Theological conversations Theology is often seen as something reserved for academics and seminarians.  Part of the this is simply a misunderstanding of theology, but part of is also because of the way that Christians tend to talk about theology.  As soon as we venture into theological topics, the conversation becomes lofty and out-of-reach.  It quickly requires extensive biblical knowledge, a vast theological library, and excellent proof-texting abilities.  The problem is this isn’t the way most of us want to think or talk about God.

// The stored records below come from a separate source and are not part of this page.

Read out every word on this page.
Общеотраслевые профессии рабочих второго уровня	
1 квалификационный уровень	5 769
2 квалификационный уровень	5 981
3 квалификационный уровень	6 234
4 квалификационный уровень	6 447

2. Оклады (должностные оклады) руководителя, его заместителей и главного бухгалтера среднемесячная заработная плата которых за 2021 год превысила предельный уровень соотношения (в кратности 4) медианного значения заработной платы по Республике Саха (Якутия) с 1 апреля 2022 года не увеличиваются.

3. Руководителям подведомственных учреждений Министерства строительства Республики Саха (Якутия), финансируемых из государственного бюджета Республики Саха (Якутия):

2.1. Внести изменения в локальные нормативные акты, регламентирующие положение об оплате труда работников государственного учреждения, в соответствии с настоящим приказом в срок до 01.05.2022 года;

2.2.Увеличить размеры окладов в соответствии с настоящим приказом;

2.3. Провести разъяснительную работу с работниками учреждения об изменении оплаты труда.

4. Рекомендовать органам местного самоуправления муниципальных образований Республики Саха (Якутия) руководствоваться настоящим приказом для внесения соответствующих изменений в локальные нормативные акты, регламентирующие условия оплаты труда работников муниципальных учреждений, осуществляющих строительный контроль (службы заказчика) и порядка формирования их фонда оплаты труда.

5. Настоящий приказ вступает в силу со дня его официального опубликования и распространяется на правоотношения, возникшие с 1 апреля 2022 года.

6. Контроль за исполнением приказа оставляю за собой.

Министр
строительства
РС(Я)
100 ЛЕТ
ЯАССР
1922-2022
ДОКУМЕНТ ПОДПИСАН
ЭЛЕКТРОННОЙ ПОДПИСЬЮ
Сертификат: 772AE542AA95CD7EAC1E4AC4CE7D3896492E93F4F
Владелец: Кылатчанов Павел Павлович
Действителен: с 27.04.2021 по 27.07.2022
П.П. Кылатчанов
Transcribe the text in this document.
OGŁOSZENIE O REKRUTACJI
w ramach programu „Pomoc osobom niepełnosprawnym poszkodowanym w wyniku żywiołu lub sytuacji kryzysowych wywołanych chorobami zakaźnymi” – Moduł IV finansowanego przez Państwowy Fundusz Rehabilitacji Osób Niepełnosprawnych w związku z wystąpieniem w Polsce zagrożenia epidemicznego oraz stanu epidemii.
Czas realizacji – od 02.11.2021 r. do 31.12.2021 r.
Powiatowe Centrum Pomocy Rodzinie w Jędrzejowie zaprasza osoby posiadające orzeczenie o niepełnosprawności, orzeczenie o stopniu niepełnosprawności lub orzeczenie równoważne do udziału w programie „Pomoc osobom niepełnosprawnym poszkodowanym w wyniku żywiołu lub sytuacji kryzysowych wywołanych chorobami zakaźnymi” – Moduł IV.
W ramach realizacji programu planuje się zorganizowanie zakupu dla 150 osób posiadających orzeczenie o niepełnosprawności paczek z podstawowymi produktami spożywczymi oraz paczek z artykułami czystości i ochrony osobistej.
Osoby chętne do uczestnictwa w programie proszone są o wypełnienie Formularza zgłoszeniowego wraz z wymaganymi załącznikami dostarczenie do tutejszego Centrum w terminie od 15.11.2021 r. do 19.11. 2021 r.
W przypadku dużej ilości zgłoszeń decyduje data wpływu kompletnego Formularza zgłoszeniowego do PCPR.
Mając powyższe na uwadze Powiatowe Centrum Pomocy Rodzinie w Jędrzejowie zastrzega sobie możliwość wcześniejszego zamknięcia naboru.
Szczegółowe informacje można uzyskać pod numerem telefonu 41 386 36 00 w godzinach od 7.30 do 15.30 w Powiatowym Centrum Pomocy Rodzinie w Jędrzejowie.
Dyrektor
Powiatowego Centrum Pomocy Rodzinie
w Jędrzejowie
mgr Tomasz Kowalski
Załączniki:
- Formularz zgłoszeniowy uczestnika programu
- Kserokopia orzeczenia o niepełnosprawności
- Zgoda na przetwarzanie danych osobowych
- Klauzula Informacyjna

It’s not that most of us don’t want to think theologically about God (this is logically impossible).  Most of us simply want a theology that is not out-of-touch with reality.  When theology is only for the classroom, we are missing out on the theology that the Scriptures teach.

Theology, Plain & Simple

Our theology is something that we carry with us into our homes, neighborhoods, and workplaces it also needs to be in the language we speak.

Martin Luther said:

“To preach plain and simple is a great art: Christ himself talks of tilling ground, of mustard seed, etc; he uses altogether homely anad similitudes.  Cursed are all preachers that in the church aim at high and hard things, and neglecting the saving health of the poor unlearned people, seek their own honor and praise…When I preach, I sink myself deep down.  I regard neither Doctors or Magistrates, of whom, are here in this church above forty; but I have my eye to the multitude of young people, children, and servants, of whome are more than 2000.  I preach to those.”

This should be true in our preaching and in our conversations.

Our theology should be rich, deep, and life-changing but also plain and simple.  When we make our theological conversations complex, we end up speaking a foreign language in a culture that cannot understand the Good News that we are talking about.

None of us would dare go into a foreign country ignorant of the language, the culture, and practices of the people we were visiting.  And if we are going in as missionaries, this would become even more important.  We would pay careful attention to how people talk, the nuances of their language, how people dress, and what things are and are not important in that culture.

As Christians, part of our calling is to bring the message of the Gospel (our theology) to the people in the language of the people.

And I’m not speaking of dumbing down our theology; absolutely not.  I’m simply stating that the richness of our theology needs to be spoken in a language that people understand.  And when it is taught in the language of everyday life and connected with implications for everyday life, our theology becomes mobile.

It moves with us from church to work to home.

What’s a theological concept that you know is important but is often difficult to put into everyday language?